Nikolai Starikov, a political figure who supports the erection of new Stalin monuments, makes various arguments in favor of the process. In his discussion on the erection of Stalin’s statue in Surgut, he mentions the importance of remembering the positive sides of Stalin’s policy. On the one hand, one can consider as positive the scientific progress that the Soviet Union went through under Stalin’s rule. On the other, however, the moral side of this process is still questionable. Starikov questions whether these achievements would have been made without the victims and gives the straight negative answer. In his defense, historical research, which ideally would not permit any sympathies or prejudices, undoubtedly shows the evidence of solid progress. However, whether the achievements for the sake of ideology and technical progress were worth millions of politically repressed victims is highly doubtful.
Starikov also discusses Russia’s victory over Nazi Germany during the Second World War. But this national accomplishment is perhaps better commemorated from a personal rather than a political perspective. Such commemoration often is an intimate family affair, not necessarily connected to the ruling party. Russian losses in the Second World War are estimated to be as high as twenty-six and a half million people, an outcome that affected almost every Russian family across numerous generations. It is possible to approach the topic of remembrance through Marianne Hirsch’s concept of “postmemory,” which was developed in relation to children of Holocaust survivors or other traumatic historical events. In reference to the Second World War (the Great Patriotic War, as it is commonly called in Russia), this concept could be applied to further generations whose relatives participated in it. Growing up in Russia, as Victory Day approaches, schoolchildren are involved in preparations for the celebration of the Ninth of May, which is heavily supplemented by a series of movies, songs, and exhibitions on this topic of remembrance.
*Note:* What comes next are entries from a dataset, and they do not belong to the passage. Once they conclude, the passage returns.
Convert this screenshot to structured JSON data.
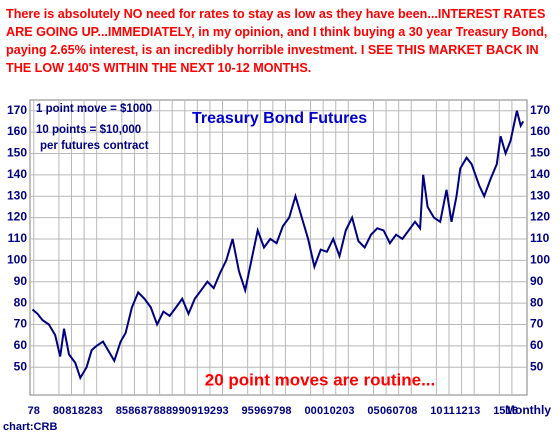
{
  "chart_data": {
    "type": "line",
    "title": "Treasury Bond Futures",
    "headline": "There is absolutely NO need for rates to stay as low as they have been...INTEREST RATES ARE GOING UP...IMMEDIATELY, in my opinion, and I think buying a 30 year Treasury Bond, paying 2.65% interest, is an incredibly horrible investment. I SEE THIS MARKET BACK IN THE LOW 140'S WITHIN THE NEXT 10-12 MONTHS.",
    "annotations": [
      "1 point move = $1000",
      "10 points = $10,000",
      "per futures contract",
      "20 point moves are routine..."
    ],
    "frequency_label": "Monthly",
    "source": "chart:CRB",
    "color": "#000080",
    "grid": true,
    "xlim": [
      1977.7,
      2017.2
    ],
    "ylim": [
      37,
      175
    ],
    "yticks": [
      50,
      60,
      70,
      80,
      90,
      100,
      110,
      120,
      130,
      140,
      150,
      160,
      170
    ],
    "xticks": [
      {
        "value": 1978,
        "label": "78"
      },
      {
        "value": 1980,
        "label": "80"
      },
      {
        "value": 1981,
        "label": "81"
      },
      {
        "value": 1982,
        "label": "82"
      },
      {
        "value": 1983,
        "label": "83"
      },
      {
        "value": 1985,
        "label": "85"
      },
      {
        "value": 1986,
        "label": "86"
      },
      {
        "value": 1987,
        "label": "87"
      },
      {
        "value": 1988,
        "label": "88"
      },
      {
        "value": 1989,
        "label": "89"
      },
      {
        "value": 1990,
        "label": "90"
      },
      {
        "value": 1991,
        "label": "91"
      },
      {
        "value": 1992,
        "label": "92"
      },
      {
        "value": 1993,
        "label": "93"
      },
      {
        "value": 1995,
        "label": "95"
      },
      {
        "value": 1996,
        "label": "96"
      },
      {
        "value": 1997,
        "label": "97"
      },
      {
        "value": 1998,
        "label": "98"
      },
      {
        "value": 2000,
        "label": "00"
      },
      {
        "value": 2001,
        "label": "01"
      },
      {
        "value": 2002,
        "label": "02"
      },
      {
        "value": 2003,
        "label": "03"
      },
      {
        "value": 2005,
        "label": "05"
      },
      {
        "value": 2006,
        "label": "06"
      },
      {
        "value": 2007,
        "label": "07"
      },
      {
        "value": 2008,
        "label": "08"
      },
      {
        "value": 2010,
        "label": "10"
      },
      {
        "value": 2011,
        "label": "11"
      },
      {
        "value": 2012,
        "label": "12"
      },
      {
        "value": 2013,
        "label": "13"
      },
      {
        "value": 2015,
        "label": "15"
      },
      {
        "value": 2016,
        "label": "16"
      }
    ],
    "x": [
      1977.9,
      1978.3,
      1978.7,
      1979.2,
      1979.7,
      1980.1,
      1980.4,
      1980.8,
      1981.3,
      1981.7,
      1982.2,
      1982.6,
      1983,
      1983.5,
      1983.9,
      1984.4,
      1984.9,
      1985.3,
      1985.8,
      1986.3,
      1986.8,
      1987.3,
      1987.8,
      1988.3,
      1988.8,
      1989.3,
      1989.8,
      1990.3,
      1990.8,
      1991.3,
      1991.8,
      1992.3,
      1992.8,
      1993.3,
      1993.8,
      1994.3,
      1994.8,
      1995.3,
      1995.8,
      1996.3,
      1996.8,
      1997.3,
      1997.8,
      1998.3,
      1998.8,
      1999.3,
      1999.8,
      2000.3,
      2000.8,
      2001.3,
      2001.8,
      2002.3,
      2002.8,
      2003.3,
      2003.8,
      2004.3,
      2004.8,
      2005.3,
      2005.8,
      2006.3,
      2006.8,
      2007.3,
      2007.8,
      2008.3,
      2008.7,
      2008.95,
      2009.3,
      2009.8,
      2010.3,
      2010.8,
      2011.2,
      2011.6,
      2011.9,
      2012.4,
      2012.8,
      2013.4,
      2013.8,
      2014.3,
      2014.8,
      2015.1,
      2015.5,
      2015.9,
      2016.4,
      2016.7,
      2016.9
    ],
    "values": [
      77,
      75,
      72,
      70,
      65,
      55,
      68,
      56,
      52,
      45,
      50,
      58,
      60,
      62,
      58,
      53,
      62,
      66,
      78,
      85,
      82,
      78,
      70,
      76,
      74,
      78,
      82,
      75,
      82,
      86,
      90,
      87,
      94,
      100,
      110,
      95,
      86,
      100,
      114,
      106,
      110,
      108,
      116,
      120,
      130,
      120,
      110,
      97,
      105,
      104,
      110,
      102,
      114,
      120,
      109,
      106,
      112,
      115,
      114,
      108,
      112,
      110,
      114,
      118,
      115,
      140,
      125,
      120,
      118,
      133,
      118,
      130,
      143,
      148,
      145,
      135,
      130,
      138,
      145,
      158,
      150,
      156,
      170,
      163,
      165
    ]
  }
}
Children are taught about unwitnessed historical events from their earliest years and learn to respect and remember the victims and events of the Second World War. Politics are undoubtedly important when analyzing an event of such a scale, however, it seems to be overrun by an emotional “postmemory” experience of the horrors of conflict. Regardless of the results of de-Stalinization, people will still primarily think of the victory as a joint action against Nazism rather than the actions of one particular person.
Having grown up in a family that views Stalin’s policies as extremely negative, I would emphasize that the views expressed here are personal. However, it is clear that once a monument to such a controversial public figure is erected, ethical questions will undoubtedly arise. The monument to Joseph Stalin, placed in the backyard of the Tretyakov Gallery, therefore becomes a symbolic expression of the matter: the monument is present, but remains shamefully hidden from the public.